|Status:||Closed. Now a private residence with no public access. Please respect the owners' privacy when viewing the exterior of this building.|
Known as "the Billy" when it closed in 2010 this pub had previously been called the Harwich Arms, the William the Fourth and the Duke of Edinburgh and was probably originally 2 houses.
It isn't entirely clear how the building at no. 65 West Street came to be. It was certainly built as two houses and although the English Heritage listing seems to point to both sides originating in the early 19th Century there was a public house called the Harwich Arms trading in 1753 on the site, owned by Thomas Cobbold as part of the Harwich Brewery estate.
It changed hands to become part of the Cobbold and Cox partnership when they ran the brewery and Thomas Cobbold, the grandson of the original owner, buys the pub outright in 1824.
Certainly by 1837 the pub had changed its name to the William the Fourth and it then came up for sale with the Harwich Brewery upon Thomas Cobbold's retirement. At that time the pub was described as containing two Parlors, Bar, Tap Room, two Bed Rooms, a Club Room and two Attics, Yard, containing a Wash-house with Chamber over. In the occupation of James Paine. Interestingly the listing also features A Tenement adjoining, containing two Rooms, Let to William Beneworth, Shoe-maker, at a Rent of £5 per Annum.
Once again in 1837 the pub changed hands from Cobbold to Cobbold as it rejoined the pub estate of the main branch of the family running the Cliff Brewery in Ipswich.

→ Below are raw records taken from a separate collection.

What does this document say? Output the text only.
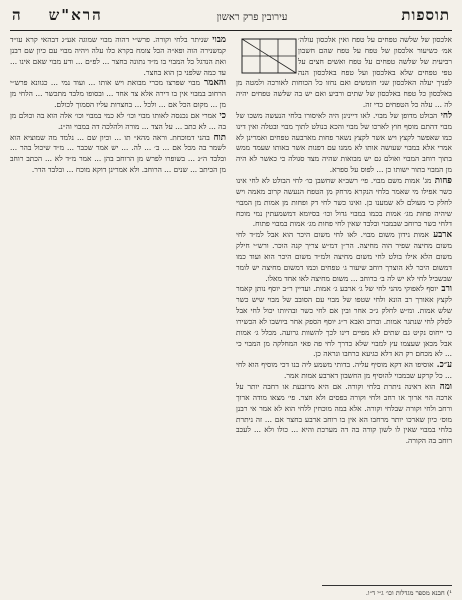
תוספות
עירובין פרק ראשון
הרא"ש
ה

אלכסון של שלשה טפחים על טפח ואין אלכסון עולה׳ אמ׳ כשיעור אלכסון של טפח על טפח שהם חשבון רביעית של שלשה טפחים על טפח ואשים חצים על טפי טפחים שלא באלכסון ועל טפח באלכסון הנה לפניך יעלה האלכסון שני חומשים ואם נחזו כל הכוחות לאורכה ולמטה מן באלכסון כל טפח באלכסון של שתים ורביע ואם יש בה שלשה טפחים יהיה לה ... עלה כל הטפחים כדי זה.

לחי הבולט מדופן של מבוי. לאו דיינינן היה לאיסורו בלחי הנעשה משכו של מבוי דהתם מוסף חוץ לארכו של מבוי והכא בנולט לתוך מבוי ובטלה ואין דינו כמו שאפשר לקצץ ויש אשר לקצץ נשאר פחות מארבעה טפחים ואמרינן לא אמרי אלא במבוי שעושה אותו לא ממנו עם דפנות אשר באותו שעמד ממש בתוך רוחב המבוי ואולם גם יש מבואות שהיה מצד סגולה כי כאשר לא היה מן המבוי בתור ישותו כן ... לפוס על ספרא.

פחות מג' אמות משם מבוי. פי׳ רשב״א שחשבן כו׳ לחי הבולט לא לחי אינו כשר אפילו מי שאמר בלחי הנקרא מרחק מן הטפח הנעשה קרוב מאמה ויש לחלק כי מעולם לא שמענו כן. ואינו כשר לחי דק ופחות מן אמות מן המבוי שיהיה פחות מג׳ אמות בכמו במבוי גדול וכו׳ בסיומא דמשמעתין נמי מוכח דלחי כשר כרוחב שבמבוי ובלבד שאין לחי פחות מג׳ אמות במבוי פתוח.

ארבע אמות נידון משום מבוי. לאו לחי משום היכר הוא אבל למ״ד לחי משום מחיצה שפיר הוה מחיצה. הר״ן דמ״ש צריך קנה הוכר. ורש״י חילק משום הלא אילו בולט לחי משום מחיצה ולמ״ד משום היכר הוא ועוד כמו דמשום היכר לא הוצרך רוחב שיעור ג׳ טפחים וכמו דמשום מחיצה יש לומר שבשביל לחי לא יש לה ב׳ ברוחב ... משום מחיצה לאו אחד מאלו.

ורב יוסף לאפוקי מהני לחי של ג׳ ארבע ג׳ אמות. ועדיין ר״ב יוסף נותן קאמר לקצץ אאורך רב הונא ולחי שטפו של מבוי עם הסובב של מבוי שיש כשר שלש אמות. ומ״ש לחלק ג״כ אחר ובין אם לחי כשר ובהיותו יכול לחי אבל לסלק לחי שנתגר אמות. וברוב ואבא ר״ג יוסף הספק אחר ביושבו לא הכשירו כי ייחוס נקיט גם שתים לא מפיים דינו לכך להשוות גרועה. מכלל ג׳ אמות אבל מכאן שעצמו עץ למבוי שלא כדרך לחי פה פאי המחלקה מן המבוי כי ... לא מכחם רק הא דלא כגיעא כרחבו ונראה כן.

ע״כ. אוסיפו הא דקא מוסיף עליה. בדותי משמע ליה בנו דכי מוסיף הוא לחי ... כל קרקע שבמבוי להוסיף מן החשבון דארבע אמות אמר.

ומה הוא דאינה ניתרת בלחי וקורה. אם היא מרובעת או רחבה יותר על ארכה הוי ארוך או רחב ולחי וקורה בפסים ולא חצר. פי׳ מצאו מודה ארוך ורחב ולחי וקורה שבלחי וקורה. אלא במה מוכחין ללחי הוא לא אמר אי רבנן מוס׳ כיון שארכו יותר מרחבו הא אין בו רוחב ארבע בחצר אם ... זה ניתרת בלחי במבוי שאין לו לשון קורה בה דה מערכת והיא ... כולו ולא ... לעכב רוחב בה הקורה.

מבוי שניתר בלחי וקורה. פרש״י דהוה מבוי שמוגה אע״ג דבהאי קרא עו״ד קמשנירה הוה ופא״ה הכל צומח בקרא כלו עלה ויהיה מבוי עם כיון שם רבנן ואת הנדגל כל המבוי בו מ״ד נתונה בחצר ... לפ״ם ... ודע מבוי שאם אינו ... עד כמה שלפני כן הוא בחצר.

והאמר מבוי שפרצו מכרי מבואת ויש אותו ... ועוד נמי ... כגוונא פרש״י הרחוב במבוי אין בו דירה אלא צד אחד ... ובסופו מלבד מתכשר ... הלחי מן מן ... מקום הכל אם ... ולכל ... בחצרות עליו הסמוך לכולם.

כי אמרי אם נכנסה לאותו מבוי וכו׳ לא כמי במבוי וכו׳ אלה הוא בה וכולם מן בה ... לא כתב ... על הצד ... מורה ולהלכה דה במבוי וה״נ.

תוח בהני דמוכחת. וראה מהא״ תו ... וכיון שם ... נלמד מה שמוציא הוא לשמר בה מכל אם ... ב׳ ... לה. ... יש אמר שכבר ... מ״ד שיכול בהר ... ובלבד ה״נ ... בשופרו לפרש מן הרוחב בהן ... אמר מ״ד לא ... הכתב רוחב מן הכיתב ... שנים ... הרוחב. ולא אמרינן דוקא מוכח ... ובלבד הדר.

¹) חבנא מספר מגדלות וכו׳ ג״י ד״ו.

In 1876 the East Anglian Daily Times reported an unusual incident:
A Bull in a Public House. – We have so often heard of the consternation created by a bull in a china ship that it is refreshing to find him patronising other places of business and becoming more social. Indeed we may go as far to state that the instance which we record partakes not only of the sociable but somewhat of the convivial. Yesterday a bull, which was being driven with other beasts towards the railway trucks for conveyance to London strayed from the path of rectitude laid out for him by the drovers and scampered up West Street.
Whether it was the jovial looking picture of King William the Fourth which gracefully swings over the door of one of the temples of Bacchus know by that appellation, or whether it may have been the inviting odour of certain stimulants which are kept inside, is a matter open to discussion, but from whatever causes the fascination may have arisen, the bull, without further ado, betook himself straight away in through the front door, until even his tail was lost from view by those who witnessed the extraordinary phenomenon from the street. In less time than it takes to write it. Almost every window in the vicinity was thrown up, the doors opened, and the uninitiated were soon acquainted with the facts of the case by a crowd of urchins in the street, who gratuitously informed them that “a bull was in the Billy”, which statement was shortly afterwards verified by the said bull coming out of the Billy, and followed by his indefatigable guardians, the drovers, and a crowd of the aforesaid urchins, retracing his steps until he reached the cattle pens again, where several female friends tendered him their congratulations upon his restoration to them, and the whole herd were then safely conducted to their destination.
In the 1890s or early 1900s the pub changed name again to the Duke of Edinburgh and was taken over by the Colchester Brewing Company who were taken over by Ind Coope in 1925. The pub later became a freehouse and changed its name to the Billy.
The building was listed Grade II by English Heritage in 1972.
Notable Facts, Things to Look Out For
- Stand back and the frontage of the former public house clearly shows that it is indeed two houses, possibly from different periods.
- In 1837 the left side would have been the William the Fourth public house while the right side was owned by the brewery but rented out to a shoemaker.